“What? Like, a disabled protagonist? How would that even work? How could someone with a disability be the hero in an action show?” local anime trash boy wonders while sitting next to his box sets of Full Metal Alchemist, showing no hint of irony or self awareness.
It’s not a disability if they have something that completely negates the downsides and turns it into an upside. Just like how Daredevil being blind doesn’t mean he’s disabled, when he has super sonar and is superhumanly perceptive and suffers no ill affects of blindness. Having two metal limbs you can turn into weapons isn’t a disability, even if once in a while they break.
Congratulations, you just stumbled upon the problem disabled activists have with the term disabled. Disabled people can be competent and capable. Disabled people can be better than their abled peers. This does not negate their disability. For this reason, you may see the term “differently abled.”
Daredevil is still blind. He can’t watch TV or use a computer. He can read something if the ink is raised, but not if it is on a screen or if the item is laminated/really smooth. He is still an amazing lawyer and can kick ass.
The Winter Soldier may be able to do things with his metal arm that is way beyond the ability of any fleshy, organic arm. His metal arm is still an accessibility device. He still uses it to open doors, get dressed, prepare food, etc. Things that don’t require superhuman strength.
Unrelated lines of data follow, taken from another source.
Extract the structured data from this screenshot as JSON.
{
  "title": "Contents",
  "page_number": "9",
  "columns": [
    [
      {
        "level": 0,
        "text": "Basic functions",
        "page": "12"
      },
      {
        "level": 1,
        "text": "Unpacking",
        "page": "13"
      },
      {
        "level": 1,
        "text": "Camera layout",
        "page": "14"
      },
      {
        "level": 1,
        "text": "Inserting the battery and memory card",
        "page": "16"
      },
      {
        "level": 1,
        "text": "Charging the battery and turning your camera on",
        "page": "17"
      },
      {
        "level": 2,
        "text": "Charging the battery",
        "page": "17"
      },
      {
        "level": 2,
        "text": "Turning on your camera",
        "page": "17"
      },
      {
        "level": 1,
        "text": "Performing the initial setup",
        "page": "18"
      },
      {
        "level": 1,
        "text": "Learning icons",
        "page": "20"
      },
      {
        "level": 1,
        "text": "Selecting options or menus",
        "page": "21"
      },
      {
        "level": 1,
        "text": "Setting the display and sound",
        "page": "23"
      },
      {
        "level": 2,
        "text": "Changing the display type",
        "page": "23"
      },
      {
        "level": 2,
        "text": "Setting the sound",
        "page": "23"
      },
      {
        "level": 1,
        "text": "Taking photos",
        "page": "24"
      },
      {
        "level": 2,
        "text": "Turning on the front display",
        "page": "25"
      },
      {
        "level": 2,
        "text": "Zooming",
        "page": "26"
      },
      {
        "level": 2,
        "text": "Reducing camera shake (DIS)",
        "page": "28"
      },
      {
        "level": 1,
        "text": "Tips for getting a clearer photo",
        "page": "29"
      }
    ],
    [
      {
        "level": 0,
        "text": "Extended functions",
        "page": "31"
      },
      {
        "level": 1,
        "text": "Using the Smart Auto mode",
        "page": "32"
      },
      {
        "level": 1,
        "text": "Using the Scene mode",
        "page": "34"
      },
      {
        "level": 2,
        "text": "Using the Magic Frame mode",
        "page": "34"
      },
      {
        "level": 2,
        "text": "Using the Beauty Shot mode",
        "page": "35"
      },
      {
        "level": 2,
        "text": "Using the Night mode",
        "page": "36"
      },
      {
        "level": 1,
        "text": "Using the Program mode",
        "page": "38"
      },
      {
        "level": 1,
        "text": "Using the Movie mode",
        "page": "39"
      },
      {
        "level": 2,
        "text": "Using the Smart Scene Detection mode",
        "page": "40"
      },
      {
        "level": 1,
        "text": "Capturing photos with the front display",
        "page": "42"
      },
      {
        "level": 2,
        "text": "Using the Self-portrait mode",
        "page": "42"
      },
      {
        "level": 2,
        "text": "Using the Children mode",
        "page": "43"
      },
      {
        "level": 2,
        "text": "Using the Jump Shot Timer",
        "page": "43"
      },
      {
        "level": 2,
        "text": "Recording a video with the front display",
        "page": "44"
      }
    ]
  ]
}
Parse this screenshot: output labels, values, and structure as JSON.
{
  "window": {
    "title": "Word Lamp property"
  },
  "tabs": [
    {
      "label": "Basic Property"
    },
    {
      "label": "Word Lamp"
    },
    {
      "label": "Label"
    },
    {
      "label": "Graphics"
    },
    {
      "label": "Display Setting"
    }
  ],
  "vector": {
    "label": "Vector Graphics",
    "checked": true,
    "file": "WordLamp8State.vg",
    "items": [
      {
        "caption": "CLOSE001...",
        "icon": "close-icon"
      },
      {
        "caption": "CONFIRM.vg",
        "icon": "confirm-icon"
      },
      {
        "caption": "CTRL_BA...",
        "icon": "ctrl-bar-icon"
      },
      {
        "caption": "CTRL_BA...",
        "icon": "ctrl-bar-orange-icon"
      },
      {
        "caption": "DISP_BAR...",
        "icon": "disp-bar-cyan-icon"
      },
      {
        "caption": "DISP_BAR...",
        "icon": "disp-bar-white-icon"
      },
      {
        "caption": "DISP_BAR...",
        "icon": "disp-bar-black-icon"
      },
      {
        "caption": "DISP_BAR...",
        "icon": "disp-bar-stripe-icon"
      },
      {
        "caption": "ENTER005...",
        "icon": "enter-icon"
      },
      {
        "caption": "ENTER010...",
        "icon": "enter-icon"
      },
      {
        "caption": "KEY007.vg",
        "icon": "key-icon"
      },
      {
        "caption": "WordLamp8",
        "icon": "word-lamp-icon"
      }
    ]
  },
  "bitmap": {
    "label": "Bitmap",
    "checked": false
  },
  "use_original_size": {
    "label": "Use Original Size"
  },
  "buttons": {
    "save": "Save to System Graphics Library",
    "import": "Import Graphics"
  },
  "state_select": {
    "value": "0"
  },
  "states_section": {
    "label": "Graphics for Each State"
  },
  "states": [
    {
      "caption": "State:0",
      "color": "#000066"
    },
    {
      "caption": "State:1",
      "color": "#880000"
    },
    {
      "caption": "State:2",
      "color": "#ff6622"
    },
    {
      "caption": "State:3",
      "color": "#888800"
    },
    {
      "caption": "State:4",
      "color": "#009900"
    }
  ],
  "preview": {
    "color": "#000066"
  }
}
Pretty much, I see people referencing things like Iron Man where the disability never presents any actual hindrance to the character, which I assume is kind of the big thing about wanting disability representation: overcoming hindrance.
I see a couple other people raise the same point.
And let’s face it, how would you react to a hero flummoxed by something like, say, trying to put their pants on?
I think what’s getting glossed over here is, going back to the point about hindrance, someone like Edward Elric just acts like a normal-ass person. They may technically be disabled/differently-abled, but “local anime trash boy” doesn’t see Edward Elric as any different or lesser than anybody else, possibly, if we’re going to accuse him of that.
Now, whether “distinct representation” is any better or worse than “this character has a disability but it doesn’t make them different from anybody else” is a question I’d rather personally leave to the wisdom of the crowds, but I think what some people want from “disabled heroes” does not exactly line up with “guy who has a cyberpunk prosthetic that is perfectly functional like a flesh-and-bone arm.”
In fact, rarely will we get very intimate about the personal routines of characters, like, say, their bathroom habits. Little things that could highlight what life with their hypothetical disability is like.
(For what it’s worth, my current problematic fave is an anime boy who presently has lost the use of an arm and an eye due to neural-interface-overload, but it’s not so bad because he gets them back when he plugs into his giant robot.)